ALORS QUE lorsqu'un acte de procédure est déclaré nul, il est non avenu et ses effets sont rétroactivement anéantis ; que la nullité qui frappe un commandement de payer valant saisie immobilière, qui n'est pas un acte de saisine d'une juridiction, le prive rétroactivement de son effet interruptif de prescription et atteint tous les actes de la procédure de saisie qu'il engage, quel que soit le motif pour lequel l'annulation est prononcée ; que pour dire que le commandement du 20 mai 2011 avait interrompu la prescription biennale de la créance de la banque, nonobstant l'annulation de cet acte par arrêt irrévocable de la cour d'appel de Rennes du 18 novembre 2011, la cour d'appel a considéré que le commandement avait été annulé en conséquence d'un vice de procédure et conservait ainsi, jusqu'à la décision d'annulation, son effet interruptif de prescription ; qu'en statuant ainsi, la cour d'appel a violé les articles 2241 et 2243 du code civil, ensemble l'article L.137-2 du code de la consommation.

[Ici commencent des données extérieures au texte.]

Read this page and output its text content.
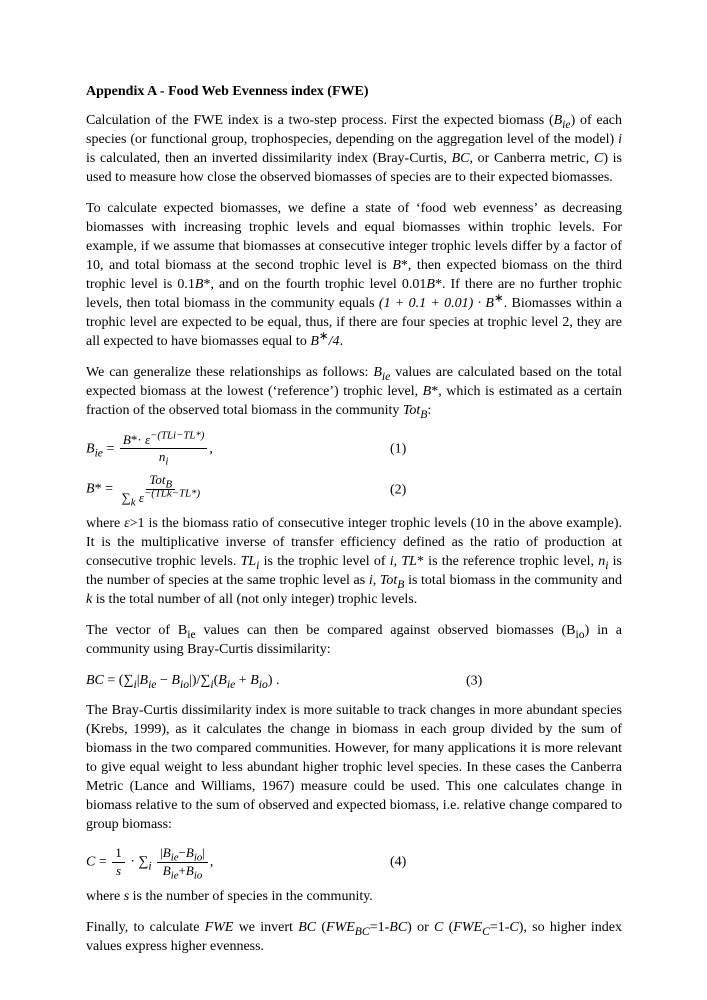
Appendix A - Food Web Evenness index (FWE)

Calculation of the FWE index is a two-step process. First the expected biomass $(B_{ie})$ of each species (or functional group, trophospecies, depending on the aggregation level of the model) i is calculated, then an inverted dissimilarity index (Bray-Curtis, BC, or Canberra metric, C) is used to measure how close the observed biomasses of species are to their expected biomasses.

To calculate expected biomasses, we define a state of ‘food web evenness’ as decreasing biomasses with increasing trophic levels and equal biomasses within trophic levels. For example, if we assume that biomasses at consecutive integer trophic levels differ by a factor of 10, and total biomass at the second trophic level is B*, then expected biomass on the third trophic level is 0.1B*, and on the fourth trophic level 0.01B*. If there are no further trophic levels, then total biomass in the community equals (1 + 0.1 + 0.01) · B∗. Biomasses within a trophic level are expected to be equal, thus, if there are four species at trophic level 2, they are all expected to have biomasses equal to B∗/4.

We can generalize these relationships as follows: $B_{ie}$ values are calculated based on the total expected biomass at the lowest (‘reference’) trophic level, B*, which is estimated as a certain fraction of the observed total biomass in the community Tot$_B$:

$B_{ie} = \frac{B*\cdot \varepsilon^{-(TLi-TL*)}}{n_i}$ ,	(1)
$B* = \frac{Tot_B}{\sum_k \varepsilon^{-(TLk-TL*)}}$	(2)

where ε>1 is the biomass ratio of consecutive integer trophic levels (10 in the above example). It is the multiplicative inverse of transfer efficiency defined as the ratio of production at consecutive trophic levels. $TL_i$ is the trophic level of i, TL* is the reference trophic level, $n_i$ is the number of species at the same trophic level as i, Tot$_B$ is total biomass in the community and k is the total number of all (not only integer) trophic levels.

The vector of $B_{ie}$ values can then be compared against observed biomasses $(B_{io})$ in a community using Bray-Curtis dissimilarity:

BC = $(\sum_i|B_{ie} - B_{io}|)/\sum_i(B_{ie} + B_{io})$ .	(3)

The Bray-Curtis dissimilarity index is more suitable to track changes in more abundant species (Krebs, 1999), as it calculates the change in biomass in each group divided by the sum of biomass in the two compared communities. However, for many applications it is more relevant to give equal weight to less abundant higher trophic level species. In these cases the Canberra Metric (Lance and Williams, 1967) measure could be used. This one calculates change in biomass relative to the sum of observed and expected biomass, i.e. relative change compared to group biomass:

$C = \frac{1}{s} \cdot \sum_i \frac{|B_{ie}-B_{io}|}{B_{ie}+B_{io}}$ ,	(4)

where s is the number of species in the community.

Finally, to calculate FWE we invert BC $(FWE_{BC}=1-BC)$ or C $(FWE_C=1-C)$, so higher index values express higher evenness.
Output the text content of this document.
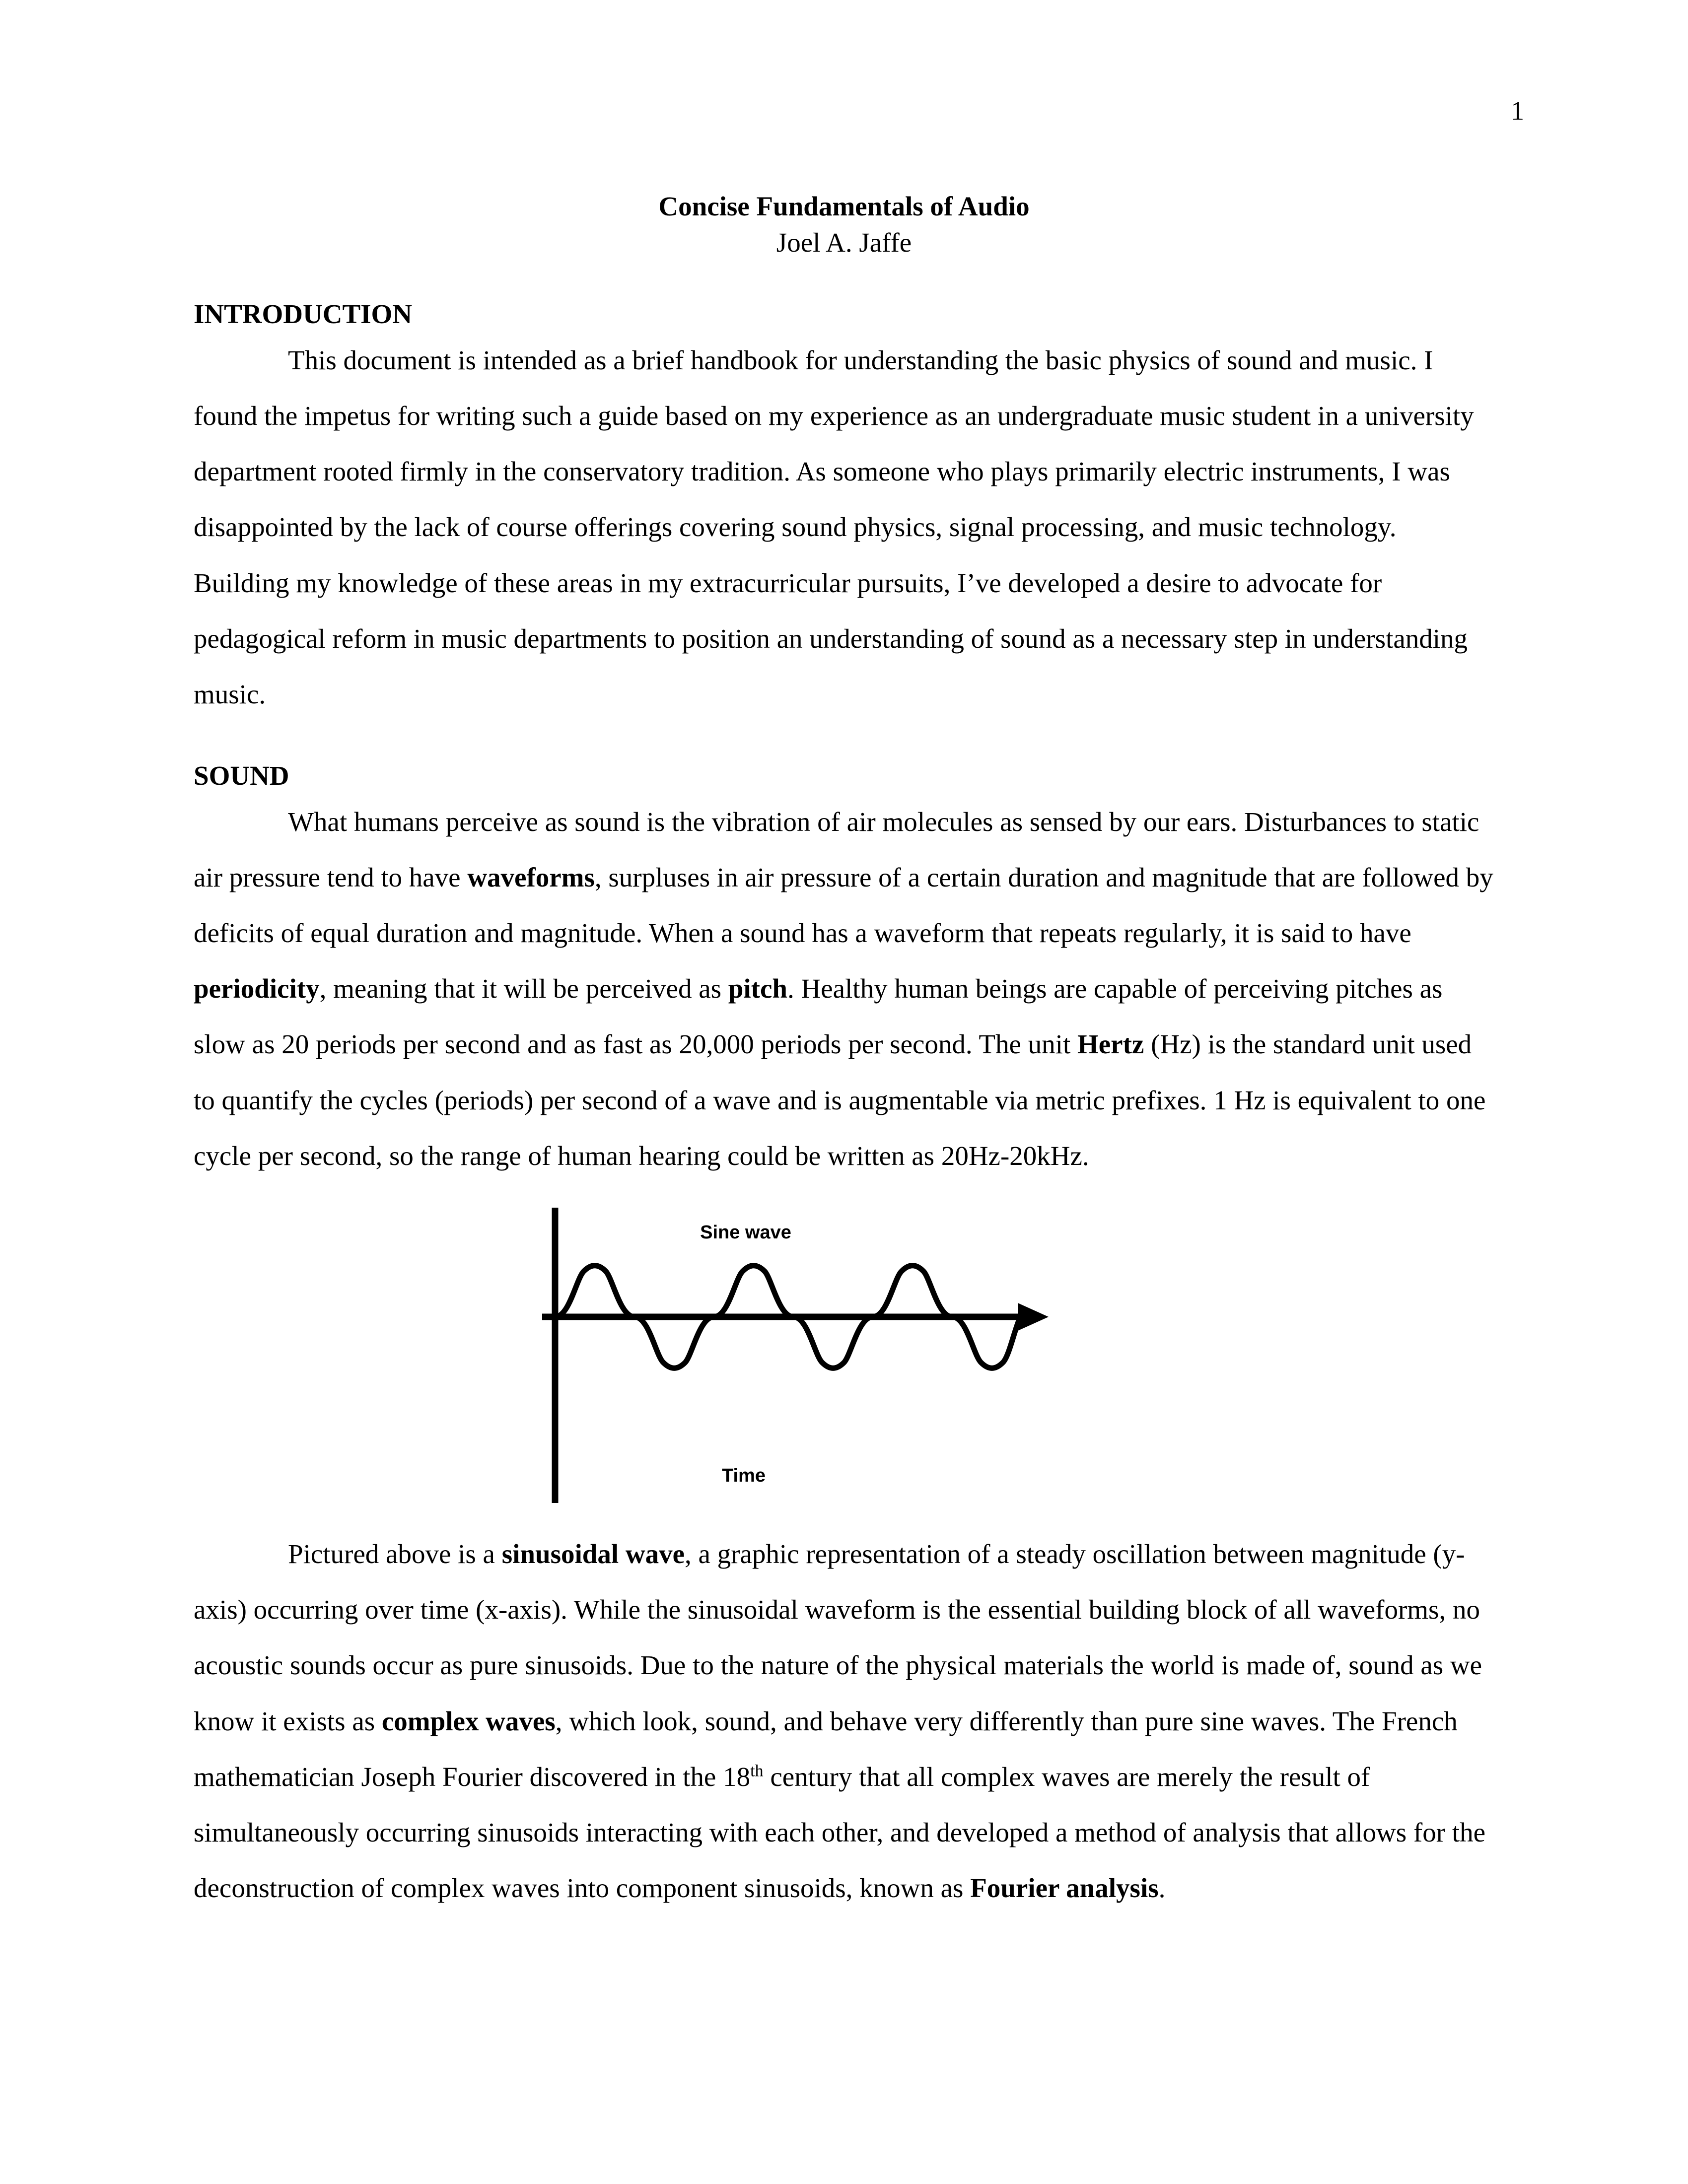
1
Concise Fundamentals of Audio
Joel A. Jaffe
INTRODUCTION

This document is intended as a brief handbook for understanding the basic physics of sound and music. I found the impetus for writing such a guide based on my experience as an undergraduate music student in a university department rooted firmly in the conservatory tradition. As someone who plays primarily electric instruments, I was disappointed by the lack of course offerings covering sound physics, signal processing, and music technology. Building my knowledge of these areas in my extracurricular pursuits, I’ve developed a desire to advocate for pedagogical reform in music departments to position an understanding of sound as a necessary step in understanding music.

SOUND

What humans perceive as sound is the vibration of air molecules as sensed by our ears. Disturbances to static air pressure tend to have waveforms, surpluses in air pressure of a certain duration and magnitude that are followed by deficits of equal duration and magnitude. When a sound has a waveform that repeats regularly, it is said to have periodicity, meaning that it will be perceived as pitch. Healthy human beings are capable of perceiving pitches as slow as 20 periods per second and as fast as 20,000 periods per second. The unit Hertz (Hz) is the standard unit used to quantify the cycles (periods) per second of a wave and is augmentable via metric prefixes. 1 Hz is equivalent to one cycle per second, so the range of human hearing could be written as 20Hz-20kHz.

Sine wave
Time

Pictured above is a sinusoidal wave, a graphic representation of a steady oscillation between magnitude (y-axis) occurring over time (x-axis). While the sinusoidal waveform is the essential building block of all waveforms, no acoustic sounds occur as pure sinusoids. Due to the nature of the physical materials the world is made of, sound as we know it exists as complex waves, which look, sound, and behave very differently than pure sine waves. The French mathematician Joseph Fourier discovered in the 18th century that all complex waves are merely the result of simultaneously occurring sinusoids interacting with each other, and developed a method of analysis that allows for the deconstruction of complex waves into component sinusoids, known as Fourier analysis.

SECOND MOYEN DE CASSATION (SUBSIDIAIRE) :

IL EST FAIT GRIEF à l'arrêt attaqué d'avoir débouté M. Y... de sa demande tendant à voir ordonner sous astreinte à la société Intrum Justitia Debt Finance AG de communiquer le prix global de la cession et le prix affecté à la créance cédée sur M. Y... ;

AUX MOTIFS QUE la juridiction de l'exécution, qui peut connaître des contestations portant sur le fond du droit lorsqu'elles s'élèvent à l'occasion d'une mesure d'exécution forcée, ne connaît ainsi des demandes relatives au montant des créances que si elles ont une incidence sur la validité de la saisie ou sur le montant des sommes saisies, et force est de constater que le présent litige concernant une saisie-attribution au jour de laquelle le tiers saisi a déclaré détenir pour le compte du débiteur saisi la somme de 2.066 €
sous réserve des opérations en cours, de telle sorte que la prétention de M. Y... à exercer un droit de retrait litigieux à la suite d'une cession de créance postérieure à la saisie contestée, droit au moyen duquel il compte sans doute obtenir que sa créance à l'égard du cessionnaire, Intrum Justitia, soit moindre que celle réclamée par la Banque Populaire de l'Ouest au moyen de la saisie du 21 août 2012, ne relève pas des attributions de la juridiction de l'exécution en ce qu'elle est sans incidence sur la validité de la mesure d'exécution contestée ;

ALORS QUE le juge de l'exécution connaît, de manière exclusive, des difficultés relatives aux titres exécutoires et des contestations qui s'élèvent à l'occasion de l'exécution forcée, même si elles portent sur le fond du droit, à moins qu'elles n'échappent à la compétence des juridictions de l'ordre judiciaire ; qu'il est ainsi seul compétent pour statuer sur le droit de retrait litigieux invoqué par le débiteur saisi à l'encontre du créancier saisissant, cessionnaire de la créance alléguée dont le recouvrement est poursuivi, en application de l'article 1699 du code civil ; que pour rejeter la demande de M. Y... tendant à l'exercice de son droit de retrait litigieux à l'encontre de la société Intrum Justitia Debt Finance AG, cessionnaire de la créance alléguée par la Banque Populaire de l'Ouest, la cour d'appel a considéré que cette demande ne relevait pas des attributions de la juridiction de l'exécution car elle était sans incidence sur la validité de la mesure d'exécution contestée eu égard aux montants respectifs des sommes saisies (2.066 €) et de la créance alléguée (289.325,22 €) ; qu'en statuant ainsi, la cour d'appel a méconnu l'étendue de ses pouvoirs et violé l'article L.213-6 du code de l'organisation judiciaire.